Blue Prince and its inspiration, Christopher Manson's MAZE
Rolled credits on the main story in Blue Prince a bit ago and learned that one of the minds behind it was Christopher Manson, artist of one of my favorite, and most disturbing, childhood books, MAZE. Part of an '80s trend pairing book-long puzzles in the form of children's books with real-life treasure hunts and contests, MAZE's haunting black-and-white imagery straight out of German expressionism ensured it a shelf life beyond its initial prize hunt.
The book presented the tale of a group of wide-eyed visitors to a labyrinth, accompanied by a guide who may not have their best interests at heart. Each illustration presented one room of the maze, decorated with cryptic visual hints - rebuses, codes, literary allusions - and presenting several numbered doorways. Readers turned to the page number of the door they wished to take and were encouraged to find the shortest route to the center of the maze, Room 45, then out again. Those who sent in this shortest route, as well as the solution to Room 45's visual puzzle, were entered in a contest to win $10,000.
Fair enough, but this maze had a life of its own, and not in the welcoming sense. Devils performing in a play pop out of stage trap doors while spectators turn and shush you; blindfolded statues, beckoning with pained expressions to doorways beneath their feet, cast consuming shadows on the walls. The maze is a melange of classical architecture, denoting something timeless, far older than the alleged slight diversion initially presented - something so transcending culture and time there has to be a greater, unspoken power behind it. The rebuses and codes boldly, almost maliciously, announce themselves on the walls, proud not to make sense. Rooms are fashioned after living-room baseboards drilled with mouse holes, dwarfed by the claw-foot furniture, or modeled on rat cages in scientific experiments. Doorways would often yield a glimpse of the leg of a denizen departing on unknown business, or furnishings and indistinct shapes in the room beyond. Things were going on in the corners that you didn't understand, that didn't want you to understand them.

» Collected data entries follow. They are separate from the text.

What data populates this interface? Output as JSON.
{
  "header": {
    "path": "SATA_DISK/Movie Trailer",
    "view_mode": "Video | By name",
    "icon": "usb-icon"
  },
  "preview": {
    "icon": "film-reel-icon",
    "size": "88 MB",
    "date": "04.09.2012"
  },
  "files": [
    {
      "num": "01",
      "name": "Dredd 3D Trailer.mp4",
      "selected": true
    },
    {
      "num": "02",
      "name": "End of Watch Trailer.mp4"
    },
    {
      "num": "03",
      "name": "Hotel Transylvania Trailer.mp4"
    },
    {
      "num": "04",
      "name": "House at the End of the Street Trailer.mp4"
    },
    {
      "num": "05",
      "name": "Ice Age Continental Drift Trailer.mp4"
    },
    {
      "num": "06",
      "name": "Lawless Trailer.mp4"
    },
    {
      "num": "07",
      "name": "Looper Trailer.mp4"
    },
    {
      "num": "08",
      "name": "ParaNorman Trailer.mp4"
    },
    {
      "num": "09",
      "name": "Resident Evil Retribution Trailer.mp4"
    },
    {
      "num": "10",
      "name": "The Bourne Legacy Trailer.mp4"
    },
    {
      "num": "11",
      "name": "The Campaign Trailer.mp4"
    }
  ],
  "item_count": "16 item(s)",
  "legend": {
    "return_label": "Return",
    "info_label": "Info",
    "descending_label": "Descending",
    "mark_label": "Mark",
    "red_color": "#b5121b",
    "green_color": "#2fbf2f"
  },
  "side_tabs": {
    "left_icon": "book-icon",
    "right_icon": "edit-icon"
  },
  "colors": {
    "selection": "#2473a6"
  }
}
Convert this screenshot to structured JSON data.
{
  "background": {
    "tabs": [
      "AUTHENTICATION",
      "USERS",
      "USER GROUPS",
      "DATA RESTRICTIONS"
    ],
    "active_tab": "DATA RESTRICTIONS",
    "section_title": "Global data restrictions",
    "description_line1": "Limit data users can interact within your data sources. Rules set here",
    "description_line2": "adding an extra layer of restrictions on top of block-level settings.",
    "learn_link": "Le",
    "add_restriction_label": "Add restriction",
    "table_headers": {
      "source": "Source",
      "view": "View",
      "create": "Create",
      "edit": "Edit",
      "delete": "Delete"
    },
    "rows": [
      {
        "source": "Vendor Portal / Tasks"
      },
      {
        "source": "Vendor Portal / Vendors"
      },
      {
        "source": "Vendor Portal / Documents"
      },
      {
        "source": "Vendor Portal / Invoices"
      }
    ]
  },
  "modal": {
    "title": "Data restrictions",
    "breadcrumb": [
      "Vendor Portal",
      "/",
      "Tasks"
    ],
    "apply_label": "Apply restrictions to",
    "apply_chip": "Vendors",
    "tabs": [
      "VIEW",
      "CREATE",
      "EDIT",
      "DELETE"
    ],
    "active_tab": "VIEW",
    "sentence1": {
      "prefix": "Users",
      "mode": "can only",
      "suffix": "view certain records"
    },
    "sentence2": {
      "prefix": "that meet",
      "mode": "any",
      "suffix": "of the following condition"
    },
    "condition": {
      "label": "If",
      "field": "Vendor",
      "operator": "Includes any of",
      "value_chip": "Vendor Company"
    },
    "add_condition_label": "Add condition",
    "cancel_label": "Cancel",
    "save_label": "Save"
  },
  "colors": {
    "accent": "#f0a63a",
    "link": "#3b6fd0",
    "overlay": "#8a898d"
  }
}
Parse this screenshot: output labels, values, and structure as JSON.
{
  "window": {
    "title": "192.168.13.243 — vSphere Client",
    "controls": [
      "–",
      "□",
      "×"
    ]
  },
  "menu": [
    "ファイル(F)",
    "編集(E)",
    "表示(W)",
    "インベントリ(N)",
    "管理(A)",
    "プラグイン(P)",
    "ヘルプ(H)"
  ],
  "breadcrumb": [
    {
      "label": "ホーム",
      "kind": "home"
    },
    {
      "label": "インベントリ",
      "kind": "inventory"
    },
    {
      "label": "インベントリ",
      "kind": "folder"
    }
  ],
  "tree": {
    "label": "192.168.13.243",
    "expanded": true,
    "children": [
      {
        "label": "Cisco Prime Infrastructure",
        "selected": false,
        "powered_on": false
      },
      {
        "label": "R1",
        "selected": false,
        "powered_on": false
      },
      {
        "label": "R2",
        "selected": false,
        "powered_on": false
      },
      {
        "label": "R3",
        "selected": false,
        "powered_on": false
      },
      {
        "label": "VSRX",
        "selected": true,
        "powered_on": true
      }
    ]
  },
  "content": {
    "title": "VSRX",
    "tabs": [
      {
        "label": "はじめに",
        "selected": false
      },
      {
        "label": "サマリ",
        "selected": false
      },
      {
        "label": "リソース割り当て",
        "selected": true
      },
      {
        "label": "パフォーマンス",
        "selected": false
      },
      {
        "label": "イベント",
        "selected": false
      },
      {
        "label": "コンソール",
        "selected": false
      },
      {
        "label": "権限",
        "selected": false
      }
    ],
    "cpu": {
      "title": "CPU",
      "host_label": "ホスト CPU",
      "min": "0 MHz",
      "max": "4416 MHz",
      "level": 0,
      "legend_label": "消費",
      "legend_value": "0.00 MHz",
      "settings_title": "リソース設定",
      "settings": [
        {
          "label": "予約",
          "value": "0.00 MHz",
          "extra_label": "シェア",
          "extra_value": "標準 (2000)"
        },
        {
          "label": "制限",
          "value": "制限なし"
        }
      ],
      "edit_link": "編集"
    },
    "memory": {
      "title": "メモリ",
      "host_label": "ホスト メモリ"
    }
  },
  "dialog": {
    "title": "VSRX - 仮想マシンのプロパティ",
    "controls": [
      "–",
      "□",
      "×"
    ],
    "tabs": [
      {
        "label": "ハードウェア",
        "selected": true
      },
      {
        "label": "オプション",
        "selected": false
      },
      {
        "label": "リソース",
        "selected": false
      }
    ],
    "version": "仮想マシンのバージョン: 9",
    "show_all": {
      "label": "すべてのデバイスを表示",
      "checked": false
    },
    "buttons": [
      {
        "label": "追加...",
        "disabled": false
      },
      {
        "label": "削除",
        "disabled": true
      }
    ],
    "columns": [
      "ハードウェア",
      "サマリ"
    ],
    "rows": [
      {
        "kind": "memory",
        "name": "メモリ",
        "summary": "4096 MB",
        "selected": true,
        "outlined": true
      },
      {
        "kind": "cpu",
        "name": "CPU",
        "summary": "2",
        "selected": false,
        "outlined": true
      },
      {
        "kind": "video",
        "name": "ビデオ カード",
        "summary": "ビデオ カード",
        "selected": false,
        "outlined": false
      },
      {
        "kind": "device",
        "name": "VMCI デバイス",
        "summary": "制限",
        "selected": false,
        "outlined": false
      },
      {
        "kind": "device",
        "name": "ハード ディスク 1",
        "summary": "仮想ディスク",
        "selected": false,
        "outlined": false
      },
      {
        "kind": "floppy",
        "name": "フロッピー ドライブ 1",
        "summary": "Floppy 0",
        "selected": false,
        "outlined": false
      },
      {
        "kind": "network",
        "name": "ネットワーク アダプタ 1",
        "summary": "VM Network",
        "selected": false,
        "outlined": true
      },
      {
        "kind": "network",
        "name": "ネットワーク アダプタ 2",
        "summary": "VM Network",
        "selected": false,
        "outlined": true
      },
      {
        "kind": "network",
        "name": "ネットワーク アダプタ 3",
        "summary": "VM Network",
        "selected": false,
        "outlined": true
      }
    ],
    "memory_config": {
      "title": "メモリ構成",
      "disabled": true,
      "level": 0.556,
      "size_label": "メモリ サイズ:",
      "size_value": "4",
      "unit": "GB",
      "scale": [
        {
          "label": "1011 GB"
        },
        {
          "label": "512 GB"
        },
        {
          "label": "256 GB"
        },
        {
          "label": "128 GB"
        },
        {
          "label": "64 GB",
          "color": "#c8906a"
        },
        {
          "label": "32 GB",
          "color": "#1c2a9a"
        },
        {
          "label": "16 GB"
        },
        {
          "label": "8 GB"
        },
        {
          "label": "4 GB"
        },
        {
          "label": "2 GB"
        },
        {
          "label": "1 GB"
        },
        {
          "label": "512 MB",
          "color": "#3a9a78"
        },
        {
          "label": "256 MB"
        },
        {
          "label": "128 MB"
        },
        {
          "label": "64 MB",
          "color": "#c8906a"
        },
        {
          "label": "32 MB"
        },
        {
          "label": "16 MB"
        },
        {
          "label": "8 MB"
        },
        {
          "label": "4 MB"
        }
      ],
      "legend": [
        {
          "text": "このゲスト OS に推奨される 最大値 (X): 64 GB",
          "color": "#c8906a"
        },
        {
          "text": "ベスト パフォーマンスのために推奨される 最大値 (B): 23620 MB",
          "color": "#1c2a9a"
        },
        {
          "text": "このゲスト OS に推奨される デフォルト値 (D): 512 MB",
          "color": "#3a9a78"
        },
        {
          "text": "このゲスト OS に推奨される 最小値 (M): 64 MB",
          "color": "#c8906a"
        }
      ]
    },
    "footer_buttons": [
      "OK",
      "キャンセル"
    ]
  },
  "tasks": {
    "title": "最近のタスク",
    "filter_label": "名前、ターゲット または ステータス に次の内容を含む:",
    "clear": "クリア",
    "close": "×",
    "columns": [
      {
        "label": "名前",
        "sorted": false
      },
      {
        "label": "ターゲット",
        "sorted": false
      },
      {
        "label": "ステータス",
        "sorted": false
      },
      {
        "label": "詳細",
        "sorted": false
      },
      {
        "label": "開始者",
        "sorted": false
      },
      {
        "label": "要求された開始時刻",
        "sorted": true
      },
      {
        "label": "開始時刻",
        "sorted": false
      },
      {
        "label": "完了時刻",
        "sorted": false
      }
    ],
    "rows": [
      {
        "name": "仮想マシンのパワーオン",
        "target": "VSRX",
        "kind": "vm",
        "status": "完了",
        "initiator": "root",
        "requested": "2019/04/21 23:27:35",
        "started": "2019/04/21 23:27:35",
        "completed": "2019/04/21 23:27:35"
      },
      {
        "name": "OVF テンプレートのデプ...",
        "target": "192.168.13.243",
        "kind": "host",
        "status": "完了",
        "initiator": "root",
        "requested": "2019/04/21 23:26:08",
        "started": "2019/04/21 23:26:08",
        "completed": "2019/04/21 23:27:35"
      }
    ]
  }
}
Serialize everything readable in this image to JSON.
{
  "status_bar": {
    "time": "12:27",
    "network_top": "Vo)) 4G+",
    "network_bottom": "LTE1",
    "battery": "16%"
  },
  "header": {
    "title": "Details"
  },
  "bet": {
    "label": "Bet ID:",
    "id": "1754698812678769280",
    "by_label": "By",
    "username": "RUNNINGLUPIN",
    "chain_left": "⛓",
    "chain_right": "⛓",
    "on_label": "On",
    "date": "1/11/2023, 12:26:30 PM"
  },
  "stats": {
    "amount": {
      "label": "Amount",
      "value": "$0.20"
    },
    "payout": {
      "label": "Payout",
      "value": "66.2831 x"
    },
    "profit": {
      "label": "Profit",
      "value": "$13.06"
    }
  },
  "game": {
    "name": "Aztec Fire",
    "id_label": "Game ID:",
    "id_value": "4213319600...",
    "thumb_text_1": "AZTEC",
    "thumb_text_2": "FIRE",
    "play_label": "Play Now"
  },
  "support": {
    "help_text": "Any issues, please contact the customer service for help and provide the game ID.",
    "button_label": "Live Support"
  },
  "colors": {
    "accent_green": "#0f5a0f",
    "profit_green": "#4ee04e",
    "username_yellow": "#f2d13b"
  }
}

The ongoing story doesn't help. The visitors, initially out for a lark in the opening, quickly become lost, hapless, and distracted, uttering non sequitirs that make sense only to themselves. The "guide" clearly knows what's going on but doesn't feel inclined to share, amused at his overmatched charges' distress. Make the wrong choices, and the visitors can find themselves in an inescapable loop - or cast into a dark, doorless pit, populated only with numerous pairs of eyes staring up out of the darkness. There was mystery and intrigue in the labyrinth, yes, but also: bad things happened here. The overwhelming vibe of MAZE, the element that earned it immortality, was the subtle, underlying but unrelenting sense of malevolence, lurking just out of sight - until it's too late.
(There are, as of this writing, scans of the book up at archive.org, though one of them has the corresponding story pages out of step by one page with the illustrations.)
Decades later, an obsessed megafan of MAZE took it upon himself to post an image-by-image dissection of the book - a thorough page-by-page solution, currently up at intotheabyss dot net. The achievement was monumental, even including an architecturally-coherent, multi-level map of the maze based on room connections, and it was really neat to see what the book's riddles were trying to convey - if not always successfully. Some puzzles wowed me, such as the collection of three-dimensional shapes, depicted side-on, that spelled out the correct door to take if envisioned from above. Others…impressed less, such as the one where the right door is allegedly indicated by the tree branches kind of pointing at it. (Hey, the branches are also pointing at the other doors; why aren't they the solution? Because shut up.) Seeing (almost) everything hidden in the book that enthralled me as a child laid out was extremely satisfying after all those years - but it underlined how the real triumph of MAZE, the element that gave it its longevity, was not the craftsmanship of its puzzles but its imagery, the atmosphere it created.
I'm glad to see Manson credited in Blue Prince, to see new work from an old friend from childhood after so many decades - and, though it did not hit me in the same way, I'm also glad that someone built upon their experiences with MAZE to create an expansive puzzle of their own that's won a good deal of popular acclaim. Odd, though, that Blue Prince, while claiming inspiration from Manson in other ways, presents a setting and story so remarkably sterile and inert - a shadowless, glassy world of dull blue and slate gray; a cast of stuffy, lifeless aristocrats who never become more than abstract entries on an archived genealogy. For all their tutelage at the feet of MAZE, the creators of Blue Prince didn't quite learn that the vibes you send are often more important than the collection of information you present.